I so wanted to love Aya. As soon as I read about it on The Boston Bibliophile, I put a hold on my library's copy. A semi-autobiographical graphic novel set in the Ivory Coast! A glimpse back in time to 1978, before civil unrest wracked that part of western Africa, with illustrations by Clement Oubrerie to add to the ambience.
I didn't like it much.
Don't get me wrong, parts of it are funny or enlightening. In fact, any given page, taken on its own, has merit as a slice of life in another time and place. The problem comes in following the author's train of thought as she weaves the storylines together.
At first I couldn't figure out what my problem was. Abouet had gone to the trouble of introducing the major characters and their relationships to each other in the first few pages. So why the need to flip back to those pages repeatedly, as if I were attempting a complicated recipe? And why, even after checking the "recipe" two or three times, was I still confused?
It's all about point of view. The story is told in first person from Aya's point of view, but Aya isn't the focus of every scene. In fact, she's not even present much of the time. Here's her friend Bintou alone in her room.

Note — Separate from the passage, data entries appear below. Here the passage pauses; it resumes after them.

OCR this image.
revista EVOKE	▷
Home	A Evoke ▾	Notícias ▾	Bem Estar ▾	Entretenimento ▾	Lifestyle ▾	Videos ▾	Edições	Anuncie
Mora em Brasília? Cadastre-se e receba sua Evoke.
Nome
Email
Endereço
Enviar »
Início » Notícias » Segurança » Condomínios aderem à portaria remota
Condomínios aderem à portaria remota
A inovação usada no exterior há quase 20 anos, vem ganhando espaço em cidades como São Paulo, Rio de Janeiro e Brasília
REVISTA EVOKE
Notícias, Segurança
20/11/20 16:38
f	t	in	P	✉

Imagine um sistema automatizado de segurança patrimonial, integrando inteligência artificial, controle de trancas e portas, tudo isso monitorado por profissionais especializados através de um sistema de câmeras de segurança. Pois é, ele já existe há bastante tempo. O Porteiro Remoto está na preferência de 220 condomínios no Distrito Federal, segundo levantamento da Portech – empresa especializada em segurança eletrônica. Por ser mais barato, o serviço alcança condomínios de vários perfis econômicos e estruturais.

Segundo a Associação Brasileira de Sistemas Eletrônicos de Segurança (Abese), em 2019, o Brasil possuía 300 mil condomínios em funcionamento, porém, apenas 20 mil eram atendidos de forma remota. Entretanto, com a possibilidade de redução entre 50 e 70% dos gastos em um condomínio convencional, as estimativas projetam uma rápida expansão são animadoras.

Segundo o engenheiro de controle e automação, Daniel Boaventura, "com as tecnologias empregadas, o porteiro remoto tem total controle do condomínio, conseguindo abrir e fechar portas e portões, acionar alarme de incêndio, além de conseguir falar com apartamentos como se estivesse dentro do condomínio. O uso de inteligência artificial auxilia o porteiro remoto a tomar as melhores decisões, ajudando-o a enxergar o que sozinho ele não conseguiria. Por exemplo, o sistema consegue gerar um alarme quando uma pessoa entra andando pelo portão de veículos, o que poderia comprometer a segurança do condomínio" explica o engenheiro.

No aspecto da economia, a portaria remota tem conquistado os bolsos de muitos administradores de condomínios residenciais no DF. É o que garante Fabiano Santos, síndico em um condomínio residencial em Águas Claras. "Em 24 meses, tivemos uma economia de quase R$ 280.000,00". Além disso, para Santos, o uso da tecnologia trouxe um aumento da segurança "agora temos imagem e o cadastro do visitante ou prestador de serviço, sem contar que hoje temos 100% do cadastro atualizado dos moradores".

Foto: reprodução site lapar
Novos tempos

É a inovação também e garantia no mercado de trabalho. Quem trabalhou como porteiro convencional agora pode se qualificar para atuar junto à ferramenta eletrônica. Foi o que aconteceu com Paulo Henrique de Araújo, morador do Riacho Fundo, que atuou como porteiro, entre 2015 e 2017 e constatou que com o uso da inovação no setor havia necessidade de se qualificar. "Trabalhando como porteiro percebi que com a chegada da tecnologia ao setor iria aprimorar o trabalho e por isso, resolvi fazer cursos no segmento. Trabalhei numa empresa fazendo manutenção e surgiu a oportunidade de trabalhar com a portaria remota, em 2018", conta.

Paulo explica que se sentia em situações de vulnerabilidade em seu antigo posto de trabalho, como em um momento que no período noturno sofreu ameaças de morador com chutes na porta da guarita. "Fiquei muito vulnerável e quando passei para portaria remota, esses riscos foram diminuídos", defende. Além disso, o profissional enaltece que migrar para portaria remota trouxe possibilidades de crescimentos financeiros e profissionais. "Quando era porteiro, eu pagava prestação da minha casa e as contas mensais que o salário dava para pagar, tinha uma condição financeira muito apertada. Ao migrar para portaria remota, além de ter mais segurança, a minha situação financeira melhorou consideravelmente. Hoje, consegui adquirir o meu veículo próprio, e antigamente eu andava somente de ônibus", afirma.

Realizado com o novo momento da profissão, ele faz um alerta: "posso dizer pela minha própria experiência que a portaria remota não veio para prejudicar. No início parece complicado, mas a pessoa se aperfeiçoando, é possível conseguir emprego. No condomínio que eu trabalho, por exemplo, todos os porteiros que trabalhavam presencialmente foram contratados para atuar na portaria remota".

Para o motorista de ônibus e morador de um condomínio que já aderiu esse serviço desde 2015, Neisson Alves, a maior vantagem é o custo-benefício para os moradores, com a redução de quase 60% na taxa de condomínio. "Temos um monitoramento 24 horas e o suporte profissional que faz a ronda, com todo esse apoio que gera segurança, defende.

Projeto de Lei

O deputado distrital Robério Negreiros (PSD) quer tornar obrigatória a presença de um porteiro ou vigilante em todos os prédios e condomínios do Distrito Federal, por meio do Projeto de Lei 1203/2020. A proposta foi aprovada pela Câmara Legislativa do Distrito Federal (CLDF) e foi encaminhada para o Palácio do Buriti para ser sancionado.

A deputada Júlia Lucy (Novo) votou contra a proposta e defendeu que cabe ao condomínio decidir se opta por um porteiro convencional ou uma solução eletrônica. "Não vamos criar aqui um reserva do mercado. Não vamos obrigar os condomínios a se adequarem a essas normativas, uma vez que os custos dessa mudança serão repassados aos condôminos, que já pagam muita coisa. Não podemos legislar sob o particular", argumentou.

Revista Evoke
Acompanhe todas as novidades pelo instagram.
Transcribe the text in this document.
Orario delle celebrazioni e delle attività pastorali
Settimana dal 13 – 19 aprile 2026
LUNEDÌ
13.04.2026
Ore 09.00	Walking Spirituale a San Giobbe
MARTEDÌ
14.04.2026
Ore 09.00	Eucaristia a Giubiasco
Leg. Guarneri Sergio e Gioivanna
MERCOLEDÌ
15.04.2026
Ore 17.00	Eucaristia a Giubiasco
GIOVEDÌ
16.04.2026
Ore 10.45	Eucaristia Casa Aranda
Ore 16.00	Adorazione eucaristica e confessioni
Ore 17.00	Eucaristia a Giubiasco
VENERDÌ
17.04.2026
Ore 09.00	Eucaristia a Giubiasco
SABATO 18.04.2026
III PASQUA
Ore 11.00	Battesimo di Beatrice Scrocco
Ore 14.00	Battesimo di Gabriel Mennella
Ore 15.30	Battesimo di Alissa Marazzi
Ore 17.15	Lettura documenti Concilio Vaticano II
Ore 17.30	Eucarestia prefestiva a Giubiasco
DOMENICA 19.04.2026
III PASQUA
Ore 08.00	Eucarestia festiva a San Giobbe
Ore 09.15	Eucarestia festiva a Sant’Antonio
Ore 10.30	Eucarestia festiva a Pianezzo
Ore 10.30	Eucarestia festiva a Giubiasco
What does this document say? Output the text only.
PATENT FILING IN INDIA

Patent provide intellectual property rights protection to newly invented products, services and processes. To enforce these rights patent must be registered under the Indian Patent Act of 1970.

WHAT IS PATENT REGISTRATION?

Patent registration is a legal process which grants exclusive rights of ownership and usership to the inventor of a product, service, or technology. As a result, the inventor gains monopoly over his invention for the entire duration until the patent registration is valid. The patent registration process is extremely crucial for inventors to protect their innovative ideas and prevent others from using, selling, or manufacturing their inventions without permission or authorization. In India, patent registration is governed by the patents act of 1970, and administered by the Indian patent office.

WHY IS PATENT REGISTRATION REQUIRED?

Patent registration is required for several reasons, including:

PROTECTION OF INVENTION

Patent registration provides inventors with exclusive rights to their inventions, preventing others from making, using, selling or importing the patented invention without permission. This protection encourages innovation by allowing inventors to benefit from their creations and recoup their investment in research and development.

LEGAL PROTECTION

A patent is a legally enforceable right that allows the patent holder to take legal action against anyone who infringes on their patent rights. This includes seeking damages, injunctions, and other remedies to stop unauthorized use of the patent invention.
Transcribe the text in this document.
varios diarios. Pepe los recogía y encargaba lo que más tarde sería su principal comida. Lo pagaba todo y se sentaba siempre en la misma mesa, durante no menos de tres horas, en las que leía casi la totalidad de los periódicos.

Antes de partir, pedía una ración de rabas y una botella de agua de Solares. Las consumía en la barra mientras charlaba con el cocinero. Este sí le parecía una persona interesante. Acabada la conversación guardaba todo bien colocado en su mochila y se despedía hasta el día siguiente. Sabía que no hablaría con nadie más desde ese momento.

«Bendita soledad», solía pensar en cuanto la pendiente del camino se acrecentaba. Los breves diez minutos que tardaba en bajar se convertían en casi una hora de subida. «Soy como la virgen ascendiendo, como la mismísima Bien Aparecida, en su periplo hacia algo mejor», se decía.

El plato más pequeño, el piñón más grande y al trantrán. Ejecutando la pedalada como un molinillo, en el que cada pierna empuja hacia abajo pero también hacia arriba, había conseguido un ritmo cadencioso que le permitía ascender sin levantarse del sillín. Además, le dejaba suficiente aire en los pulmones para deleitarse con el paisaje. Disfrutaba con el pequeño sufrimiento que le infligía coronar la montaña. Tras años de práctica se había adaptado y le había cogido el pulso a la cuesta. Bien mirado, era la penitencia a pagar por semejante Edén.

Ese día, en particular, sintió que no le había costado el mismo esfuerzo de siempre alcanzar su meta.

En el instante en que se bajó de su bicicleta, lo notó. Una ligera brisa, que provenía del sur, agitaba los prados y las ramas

Here's a group of teens hanging out (but which one's Aya? No, she's not there). Here's Aya's friend--or is that Aya? No, because Aya was wearing a red dress--having private time with a boy.
Even when this wasn't baffling enough to send me back to page two, it distanced me from the story and kept me from connecting to any of the characters. Such a shame, because Abouet has created some wonderful, quirky characters from the friends and neighbors she remembers from her childhood in the Ivory Coast. Maybe she should have entitled it Friends of Aya, since that's who the story seemed to be about.
The Soundtrack: Ernesto Djédjé was a popular musician out of the Ivory Coast in the seventies. Here he is singing Ziboté (this video is still pictures only so shouldn't take too long to load). Who cares if I liked the book or not? Time to dance!